Bölüm 20

1K 99 128
                                    

s-selam bebeklerim

dersler ve ödevlerden dolayı biraz geç bölüm atıyorum. Sorry 👉👈😔

kitaba yeni karakter atanması tamamlanmıştır. ☑

oy ve yorumlar çok düştü, bu beni bir miktar üzüyor sayın dostlar 🥺😔

iyi okumalar 🐥










Min Yoongi      

Kaçırılmamın ardından 2 hafta geçmişti. Yaralarım iyileşmiş ve okula gitmeye devam ediyordum. Jimin le aramızdaki buzlar da erimişti. Hoseok ların beni kurtardığı gece yemek yedikten sonra Jimin in yanına gitmiştik. Benimle bir daha asla küsmeyeceğini ve benim için çok endişelendiğini söylemişti.

Aslında bu kaçırılma olayı biraz da işime yaramıştı. Aksi taktirde Jimin benimle uzun bir süre barışmazdı.

Elimdeki telefona baka baka okul bahçesine girdiğimde birden birine çarmamla dengemi kaybetmiş ve birkaç adım geriye doğru sendelemiştim.

Kapattığım gözlerimi açıp başımı kaldırdığımda benden epey uzun olan çocuğa bakmış ve hızlıca önünde eğilmiştim.

"Özür dilerim, sizi görmedim." Aynı hızda geri doğrulduğumda çocuk gülmsemiş ve ellerini ceketinin ceplerinden çıkarmıştı. "Önemli değil, ama bir dahakine lütfen önüne bakarak yürü, telefona değil."

"Evet, afedersin tekrardan." Ben de zoraki bir gülümsemeyle konuştup yanından geçeceğim sırada tekrar konuşarak durmama sebep olmuştu. "Bu okula yeni geldim."

Ona doğru dönüp 'yani' dercesine tek kaşımı kaldırmıştım. "Adım Kang-dae. 1. Sınıf işletme bölümündeyim. Acaba bana okulu biraz gezdirebilir misin?"

Ne yani amına koyayım, bu çocuk benden küçük mü?

Şaşkınlıkla karşımdaki çocuğa bakıp, "Gerçekten birinci sınıf mısın?" Diye sormuştum.

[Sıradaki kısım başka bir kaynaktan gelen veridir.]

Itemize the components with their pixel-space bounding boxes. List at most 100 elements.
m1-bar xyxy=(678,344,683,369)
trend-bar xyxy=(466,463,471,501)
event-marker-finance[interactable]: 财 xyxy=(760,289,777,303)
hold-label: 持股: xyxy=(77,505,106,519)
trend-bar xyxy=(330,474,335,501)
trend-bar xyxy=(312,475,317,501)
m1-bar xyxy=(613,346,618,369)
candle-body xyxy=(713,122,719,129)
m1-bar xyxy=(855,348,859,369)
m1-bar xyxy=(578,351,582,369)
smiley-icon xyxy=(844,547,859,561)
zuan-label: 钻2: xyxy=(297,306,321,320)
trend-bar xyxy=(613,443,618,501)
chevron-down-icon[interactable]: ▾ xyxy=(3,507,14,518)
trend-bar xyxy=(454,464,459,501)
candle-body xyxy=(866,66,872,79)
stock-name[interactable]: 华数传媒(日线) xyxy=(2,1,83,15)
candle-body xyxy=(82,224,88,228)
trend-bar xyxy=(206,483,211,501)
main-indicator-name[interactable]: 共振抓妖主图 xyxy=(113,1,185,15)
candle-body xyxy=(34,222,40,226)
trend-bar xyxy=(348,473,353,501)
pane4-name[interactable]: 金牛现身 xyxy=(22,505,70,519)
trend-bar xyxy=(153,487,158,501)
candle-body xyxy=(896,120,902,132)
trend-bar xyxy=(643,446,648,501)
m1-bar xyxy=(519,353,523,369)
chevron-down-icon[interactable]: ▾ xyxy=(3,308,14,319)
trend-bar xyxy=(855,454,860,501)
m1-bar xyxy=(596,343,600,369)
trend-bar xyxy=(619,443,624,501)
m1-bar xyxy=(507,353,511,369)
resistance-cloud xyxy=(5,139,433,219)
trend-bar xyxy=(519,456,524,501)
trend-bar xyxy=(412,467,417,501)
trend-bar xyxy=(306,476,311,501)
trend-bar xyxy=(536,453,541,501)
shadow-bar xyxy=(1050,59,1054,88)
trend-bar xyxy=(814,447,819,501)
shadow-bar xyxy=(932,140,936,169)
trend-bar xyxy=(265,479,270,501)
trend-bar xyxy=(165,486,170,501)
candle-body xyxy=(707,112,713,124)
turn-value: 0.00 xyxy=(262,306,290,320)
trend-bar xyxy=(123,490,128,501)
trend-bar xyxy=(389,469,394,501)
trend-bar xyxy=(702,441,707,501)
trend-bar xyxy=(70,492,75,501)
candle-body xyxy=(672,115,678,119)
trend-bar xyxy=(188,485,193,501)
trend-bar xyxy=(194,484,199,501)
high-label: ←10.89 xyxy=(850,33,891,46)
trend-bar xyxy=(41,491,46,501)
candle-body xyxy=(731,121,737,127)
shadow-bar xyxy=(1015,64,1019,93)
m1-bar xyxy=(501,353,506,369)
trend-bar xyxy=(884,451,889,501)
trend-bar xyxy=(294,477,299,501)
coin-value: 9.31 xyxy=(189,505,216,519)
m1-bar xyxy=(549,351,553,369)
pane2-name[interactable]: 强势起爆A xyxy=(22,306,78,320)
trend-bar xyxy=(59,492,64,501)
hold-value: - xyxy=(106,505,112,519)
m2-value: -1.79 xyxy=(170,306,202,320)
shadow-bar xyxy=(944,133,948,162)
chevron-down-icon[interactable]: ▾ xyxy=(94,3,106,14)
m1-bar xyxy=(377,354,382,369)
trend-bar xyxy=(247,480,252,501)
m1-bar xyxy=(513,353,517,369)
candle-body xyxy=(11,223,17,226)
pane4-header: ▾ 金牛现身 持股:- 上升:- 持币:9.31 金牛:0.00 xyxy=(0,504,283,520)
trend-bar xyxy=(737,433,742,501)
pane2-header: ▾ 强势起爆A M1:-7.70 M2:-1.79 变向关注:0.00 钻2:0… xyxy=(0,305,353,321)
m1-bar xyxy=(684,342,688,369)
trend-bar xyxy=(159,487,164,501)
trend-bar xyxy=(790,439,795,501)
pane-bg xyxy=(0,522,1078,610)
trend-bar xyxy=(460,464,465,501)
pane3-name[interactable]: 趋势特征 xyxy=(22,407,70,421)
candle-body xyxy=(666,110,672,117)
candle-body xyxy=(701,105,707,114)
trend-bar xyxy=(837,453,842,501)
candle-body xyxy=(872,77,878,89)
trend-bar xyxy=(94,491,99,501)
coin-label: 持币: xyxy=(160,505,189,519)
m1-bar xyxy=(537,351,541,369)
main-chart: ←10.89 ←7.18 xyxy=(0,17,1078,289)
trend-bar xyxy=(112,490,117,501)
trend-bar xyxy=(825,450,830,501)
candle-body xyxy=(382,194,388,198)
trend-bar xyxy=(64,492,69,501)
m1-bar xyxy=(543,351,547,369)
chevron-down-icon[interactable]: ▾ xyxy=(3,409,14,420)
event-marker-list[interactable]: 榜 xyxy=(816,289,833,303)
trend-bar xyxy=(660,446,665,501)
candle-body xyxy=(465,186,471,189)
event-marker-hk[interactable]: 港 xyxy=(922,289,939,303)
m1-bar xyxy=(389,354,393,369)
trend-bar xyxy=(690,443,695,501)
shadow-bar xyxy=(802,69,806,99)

"Evet, neden?" Diye cevap verdiğinde ise, "Hiç, hadi gel. Okulu gezdireyim." Söylediğim şeyle gülümseyerek yanımda yürümeye başlamış ve ben de ona bölümlerin olduğu kısımları, kafeteryaları, tuvalatleri göstermeye başlamıştım.

"Sen ne okuyorsun?" Birden sorduğu soruyla ona bakmıştım. "4. Sınıf mimarlık."

"Woah, benden epey büyükmüşsün. Seni küçük sanmıştım." Gözlerimi kısarak, "Boyumdan dolayı mı?" Diye sorduğumda başını hızlıca olumlu anlamda sallamıştı.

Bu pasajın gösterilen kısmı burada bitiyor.